Los ministros repiten desde el verano que la recesión se acaba y que el crecimiento es inminente, pero los motivos para el optimismo son escasos: desde el 2008 la crisis arrasó buena parte del gasto destinado a estimular la actividad y a garantizar el bienestar social, dinero que ha ido, sobre todo, a pagar los intereses de la deuda.
El análisis de la evolución del presupuesto de gasto desde el 2008 -año en que la crisis llegó a España- muestra cómo la partida destinada a pagar los gastos financieros, es decir los intereses de la deuda pública, se ha más que duplicado. Al mismo tiempo, casi se triplicó la deuda en circulación (del 36,3 % respecto al producto interior bruto o PIB a cierre del 2007 escaló al 92,6 % actual) y han perdido peso los fondos dedicados a inversión generadora de empleo, gastos corrientes en bienes y servicios y de personal. El próximo año puede romper esa dinámica, pues el Gobierno espera una caída del 5,2 % en la partida destinada a intereses hasta los 36.590 millones.
Entre el 2008 y el 2013 el gasto total del Estado creció un 16 %. Eso en términos absolutos, pues el incremento real (descontada la inflación) sería menor. Lo llamativo es cómo ha cambiado la distribución de ese desembolso. Si en el 2008 España destinaba 16.631 millones (el 8,2 % del total) a gastos financieros, en este 2013 esa factura se dispara ahora a 38.615 millones, el 16,4 % de los pagos.

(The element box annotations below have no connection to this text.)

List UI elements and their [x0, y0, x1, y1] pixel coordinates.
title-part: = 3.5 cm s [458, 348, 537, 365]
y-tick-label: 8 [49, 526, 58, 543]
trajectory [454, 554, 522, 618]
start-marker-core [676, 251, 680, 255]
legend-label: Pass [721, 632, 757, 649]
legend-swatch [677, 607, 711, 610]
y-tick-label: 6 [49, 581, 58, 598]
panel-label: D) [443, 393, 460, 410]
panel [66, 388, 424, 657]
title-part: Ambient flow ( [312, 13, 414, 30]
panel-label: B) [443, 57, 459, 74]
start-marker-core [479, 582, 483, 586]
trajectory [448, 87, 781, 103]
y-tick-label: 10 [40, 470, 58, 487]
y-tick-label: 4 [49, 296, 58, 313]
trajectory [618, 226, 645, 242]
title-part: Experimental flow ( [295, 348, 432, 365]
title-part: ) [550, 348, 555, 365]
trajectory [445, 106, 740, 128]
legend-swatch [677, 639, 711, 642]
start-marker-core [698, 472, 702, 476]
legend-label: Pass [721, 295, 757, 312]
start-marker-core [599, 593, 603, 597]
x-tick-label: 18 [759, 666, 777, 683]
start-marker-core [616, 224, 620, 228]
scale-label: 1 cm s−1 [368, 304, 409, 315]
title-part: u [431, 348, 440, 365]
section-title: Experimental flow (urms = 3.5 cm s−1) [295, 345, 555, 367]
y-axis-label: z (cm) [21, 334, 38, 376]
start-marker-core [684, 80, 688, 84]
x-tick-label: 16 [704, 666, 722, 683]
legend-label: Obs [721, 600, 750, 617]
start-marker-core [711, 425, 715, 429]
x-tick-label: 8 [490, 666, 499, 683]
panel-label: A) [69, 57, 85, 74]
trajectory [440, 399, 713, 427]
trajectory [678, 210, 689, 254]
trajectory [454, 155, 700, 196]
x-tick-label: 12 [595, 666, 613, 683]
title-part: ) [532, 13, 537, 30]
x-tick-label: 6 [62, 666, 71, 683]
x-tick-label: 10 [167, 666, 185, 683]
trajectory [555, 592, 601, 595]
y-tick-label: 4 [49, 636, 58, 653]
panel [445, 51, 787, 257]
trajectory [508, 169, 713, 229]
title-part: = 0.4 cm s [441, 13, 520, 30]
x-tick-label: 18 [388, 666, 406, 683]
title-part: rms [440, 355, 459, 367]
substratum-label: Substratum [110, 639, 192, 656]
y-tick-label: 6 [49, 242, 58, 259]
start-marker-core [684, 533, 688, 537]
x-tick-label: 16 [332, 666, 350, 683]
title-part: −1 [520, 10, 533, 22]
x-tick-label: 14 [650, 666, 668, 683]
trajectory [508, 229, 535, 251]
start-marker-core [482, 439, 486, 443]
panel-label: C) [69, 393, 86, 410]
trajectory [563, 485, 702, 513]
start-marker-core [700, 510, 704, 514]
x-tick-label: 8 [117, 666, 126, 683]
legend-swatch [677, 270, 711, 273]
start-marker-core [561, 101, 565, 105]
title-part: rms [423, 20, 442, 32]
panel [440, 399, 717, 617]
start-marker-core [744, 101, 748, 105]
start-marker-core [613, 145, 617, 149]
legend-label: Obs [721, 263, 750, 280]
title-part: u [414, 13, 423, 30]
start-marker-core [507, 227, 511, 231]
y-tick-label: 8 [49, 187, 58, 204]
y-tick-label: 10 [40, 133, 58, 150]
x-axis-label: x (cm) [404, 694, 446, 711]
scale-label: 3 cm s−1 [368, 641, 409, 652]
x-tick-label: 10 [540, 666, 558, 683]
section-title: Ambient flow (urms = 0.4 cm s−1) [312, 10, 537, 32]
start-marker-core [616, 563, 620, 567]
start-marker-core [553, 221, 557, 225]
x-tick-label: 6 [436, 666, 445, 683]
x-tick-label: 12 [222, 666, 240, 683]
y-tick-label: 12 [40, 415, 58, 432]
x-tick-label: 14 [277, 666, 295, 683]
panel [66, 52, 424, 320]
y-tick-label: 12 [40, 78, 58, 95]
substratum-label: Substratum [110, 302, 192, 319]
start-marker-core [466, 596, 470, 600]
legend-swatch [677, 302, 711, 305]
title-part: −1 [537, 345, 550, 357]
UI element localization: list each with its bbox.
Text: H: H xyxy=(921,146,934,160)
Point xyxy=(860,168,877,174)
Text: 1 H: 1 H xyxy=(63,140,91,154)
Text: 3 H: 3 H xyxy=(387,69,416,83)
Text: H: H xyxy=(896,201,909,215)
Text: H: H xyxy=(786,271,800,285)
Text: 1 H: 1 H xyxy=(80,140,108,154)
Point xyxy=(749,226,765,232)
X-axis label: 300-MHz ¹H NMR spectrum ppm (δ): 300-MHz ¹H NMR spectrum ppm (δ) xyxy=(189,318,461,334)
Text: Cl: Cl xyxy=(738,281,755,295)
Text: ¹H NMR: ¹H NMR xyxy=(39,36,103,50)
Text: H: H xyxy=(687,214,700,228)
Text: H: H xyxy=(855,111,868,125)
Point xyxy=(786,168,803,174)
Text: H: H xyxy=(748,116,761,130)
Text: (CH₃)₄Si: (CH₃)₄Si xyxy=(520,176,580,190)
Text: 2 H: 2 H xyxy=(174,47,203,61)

Una deriva que se ha mantenido estos seis años a costa de recortar otras partidas y que el Gobierno atribuye al aumento de la necesidad de endeudamiento derivada de la crisis, además de los efectos de instrumentos como el Fondo de Amortización del Déficit Eléctrico, el Fondo de Pago a Proveedores, la parte asignada a España de los rescates de Grecia y Portugal y la línea de crédito para recapitalizar la banca.
Sanidad y educación
En paralelo, han perdido peso relativo otras partidas. El gasto corriente en bienes y servicios pasó de sumar 3.562,20 millones en el 2008 (el 1,8 % del presupuesto) a solo 2.856 millones en el 2013 (el 1,2 %), y ello pese a las subidas de precios. Las transferencias corrientes a las comunidades -que gestionan sanidad, educación y dependencia- y entidades locales cayeron desde los 83.452,87 millones del 2008 (cuando eran el 41,3 % del gasto) hasta 81.752,70 millones seis años después y han pasado a ser el 34,7 % de los pagos.
Inversión
Los datos de inversión también ilustran la devastación. Si en el 2008 el Gobierno destinaba a inversiones reales 10.561,37 millones (el 5,2 % del presupuesto), para el 2013 esa cifra se había hundido un 63 %, hasta 3.910,28 millones (el 1,7 %). El mayor tijeretazo anual a la inversión, del 38,3 %, se aplicó en el 2011.
Personal
Los gastos de personal activo de la Administración cayeron tanto en términos absolutos como relativos. Si en el 2008 el Estado gastaba en nóminas 16.560,59 millones (el 8,2 % del total), en el 2012 esa partida había bajado a 16.481 millones (el 7,7 %) y en el 2013 -año de la supresión de la paga extraordinaria de los funcionarios- se redujo a 15.848 millones (6,7 % del total). Conviene recordar que los salarios públicos suman ya cuatro años de congelaciones, además de una rebaja de entre el 5 y el 7 % aplicada en el 2010. Asimismo, el Gobierno central ha limitado la reposición de los puestos de los empleados jubilados y ha recortado los contratos eventuales. Mientras, el gasto agregado de personal (incluidos activos y clases pasivas) pasó de suponer en el 2008 el 12,5 % de los pagos a descender al 11,7 % en el 2013.